The lieutenant crawled over to me and told me what sector he wanted my squad to defend. We agreed we would keep three men in each squad on guard though the night and no one was to fire unless he was sure of a target. We did not want to give away our exact position prematurely and provide the enemy with an easy target. I was not very happy with our position, with about 30 of us crammed together in this bomb crater. It was too easy for the enemy to toss a grenade and get us all. The area was however heavily wooded with trees and bushes, which made throwing a grenade a risk for both them and us.  

I told my men to dig in as best they could and to be prepared by daylight to move out on command. The crater was 65 feet in diameter. I guessed it had been a 1000-pound bomb. The bottom of the crater was white gooey clay, which stuck to everything. I slowly dug me a stand-up foxhole up to my neck using my helmet. I don’t think any of us slept that night. It was the first time in my tour when I wasn’t sure I’d make it. I’m not ashamed to say I did a lot of thinking about home, and a lot of praying to the man upstairs. 

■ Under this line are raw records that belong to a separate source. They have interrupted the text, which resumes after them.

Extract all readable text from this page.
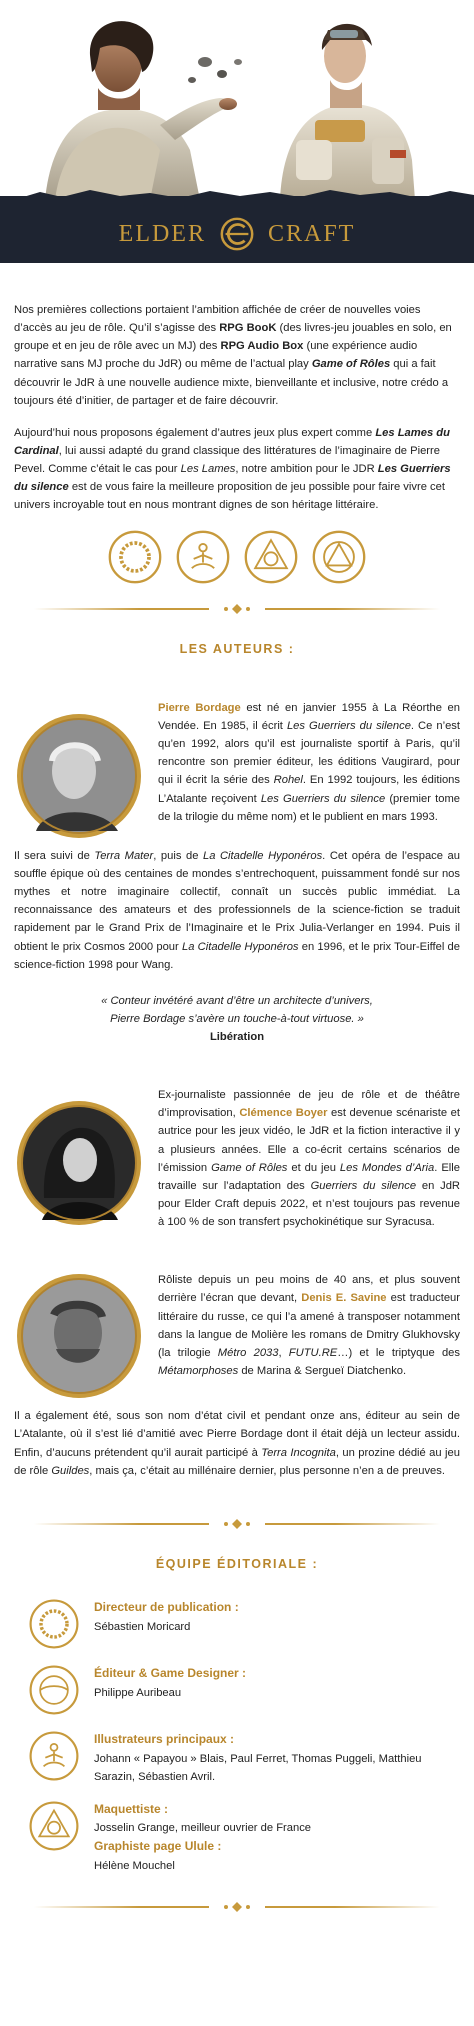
ELDER	CRAFT

Nos premières collections portaient l’ambition affichée de créer de nouvelles voies d’accès au jeu de rôle. Qu’il s’agisse des RPG BooK (des livres-jeu jouables en solo, en groupe et en jeu de rôle avec un MJ) des RPG Audio Box (une expérience audio narrative sans MJ proche du JdR) ou même de l’actual play Game of Rôles qui a fait découvrir le JdR à une nouvelle audience mixte, bienveillante et inclusive, notre crédo a toujours été d’initier, de partager et de faire découvrir.

Aujourd’hui nous proposons également d’autres jeux plus expert comme Les Lames du Cardinal, lui aussi adapté du grand classique des littératures de l’imaginaire de Pierre Pevel. Comme c’était le cas pour Les Lames, notre ambition pour le JDR Les Guerriers du silence est de vous faire la meilleure proposition de jeu possible pour faire vivre cet univers incroyable tout en nous montrant dignes de son héritage littéraire.

LES AUTEURS :
Pierre Bordage est né en janvier 1955 à La Réorthe en Vendée. En 1985, il écrit Les Guerriers du silence. Ce n’est qu’en 1992, alors qu’il est journaliste sportif à Paris, qu’il rencontre son premier éditeur, les éditions Vaugirard, pour qui il écrit la série des Rohel. En 1992 toujours, les éditions L’Atalante reçoivent Les Guerriers du silence (premier tome de la trilogie du même nom) et le publient en mars 1993.

Il sera suivi de Terra Mater, puis de La Citadelle Hyponéros. Cet opéra de l’espace au souffle épique où des centaines de mondes s’entrechoquent, puissamment fondé sur nos mythes et notre imaginaire collectif, connaît un succès public immédiat. La reconnaissance des amateurs et des professionnels de la science-fiction se traduit rapidement par le Grand Prix de l’Imaginaire et le Prix Julia-Verlanger en 1994. Puis il obtient le prix Cosmos 2000 pour La Citadelle Hyponéros en 1996, et le prix Tour-Eiffel de science-fiction 1998 pour Wang.

« Conteur invétéré avant d’être un architecte d’univers,
Pierre Bordage s’avère un touche-à-tout virtuose. »
Libération
Ex-journaliste passionnée de jeu de rôle et de théâtre d’improvisation, Clémence Boyer est devenue scénariste et autrice pour les jeux vidéo, le JdR et la fiction interactive il y a plusieurs années. Elle a co-écrit certains scénarios de l’émission Game of Rôles et du jeu Les Mondes d’Aria. Elle travaille sur l’adaptation des Guerriers du silence en JdR pour Elder Craft depuis 2022, et n’est toujours pas revenue à 100 % de son transfert psychokinétique sur Syracusa.
Rôliste depuis un peu moins de 40 ans, et plus souvent derrière l’écran que devant, Denis E. Savine est traducteur littéraire du russe, ce qui l’a amené à transposer notamment dans la langue de Molière les romans de Dmitry Glukhovsky (la trilogie Métro 2033, FUTU.RE…) et le triptyque des Métamorphoses de Marina & Sergueï Diatchenko.

Il a également été, sous son nom d’état civil et pendant onze ans, éditeur au sein de L’Atalante, où il s’est lié d’amitié avec Pierre Bordage dont il était déjà un lecteur assidu. Enfin, d’aucuns prétendent qu’il aurait participé à Terra Incognita, un prozine dédié au jeu de rôle Guildes, mais ça, c’était au millénaire dernier, plus personne n’en a de preuves.

ÉQUIPE ÉDITORIALE :
Directeur de publication :
Sébastien Moricard
Éditeur & Game Designer :
Philippe Auribeau
Illustrateurs principaux :
Johann « Papayou » Blais, Paul Ferret, Thomas Puggeli, Matthieu Sarazin, Sébastien Avril.
Maquettiste :
Josselin Grange, meilleur ouvrier de France
Graphiste page Ulule :
Hélène Mouchel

Later that night the lieutenant crawled over and told me the plan for our withdrawal in the morning. The squad to the right of us (first squad) would move out while we covered their front then my squad (2nd squad) and the third squad would withdraw covering the rear. We would all move upon command from the lieutenant. Artillery would lay down some cover fire before we moved out. Two other platoons were going to be in position to give us cover fire on our way in so it was important we stayed tight and retreated directly toward the LZ. 

It was a long night and every little noise sounded like the enemy was crawling in on us. Everyone kept their cool and kept quiet. As soon as it was light the artillery cover fire started up and we all ducked our heads. They were laying them in pretty close and you could feel the ground shake around us. They lifted the artillery fire and the command to move out was given by hand signal. The point man and the back up man made it out of the crater when shots rang out and the point man fell. 

We all opened up with cover fire and the back up man pulled the wounded point man back into the crater. The medic worked on him furiously to stop the bleeding. The lieutenant told us to limit our field of fire to the front because the two backup platoons were moving in to cover for us. I thought a sniper from the trees had wounded the point man as I had only heard two shots. Two cobra gun ships were brought in to provide cover fire for us. Our job now was to get the wounded on a chopper and off to medical care. 

It was only seconds later when a medivac chopper appeared over the crater. I was to the front as the chopper approached so I lay on my back and guided him in. It was like flying down a chimney. I can still see the pilot holding that stick and looking down at me as I would motion him to maneuver right, left, front, or rear to avoid hitting the trees. I remember asking God not to let the enemy shoot the chopper because we would all have been killed. 

About a half dozen of the men lifted the wounded point man up to the chopper and I waved the pilot to pull it up. As soon as he cleared the trees they were gone and we prepared to withdraw back to the perimeter. We didn’t receive any fire during the withdrawal. This further convinced me the enemy had left behind a sniper and had withdrawn their main force during the night. 

This incident gave me the ultimate respect for the medivac pilots. I witnessed many other brave acts by these pilots to pick up our wounded in the field. They are true heroes in my book. We later learned the point man had died on the way to medical treatment from massive blood loss. It was my first time to witness a KIA.

This Memorial Day, take time to remember the great heroes who have fallen as well as those heroes who suffered and survived.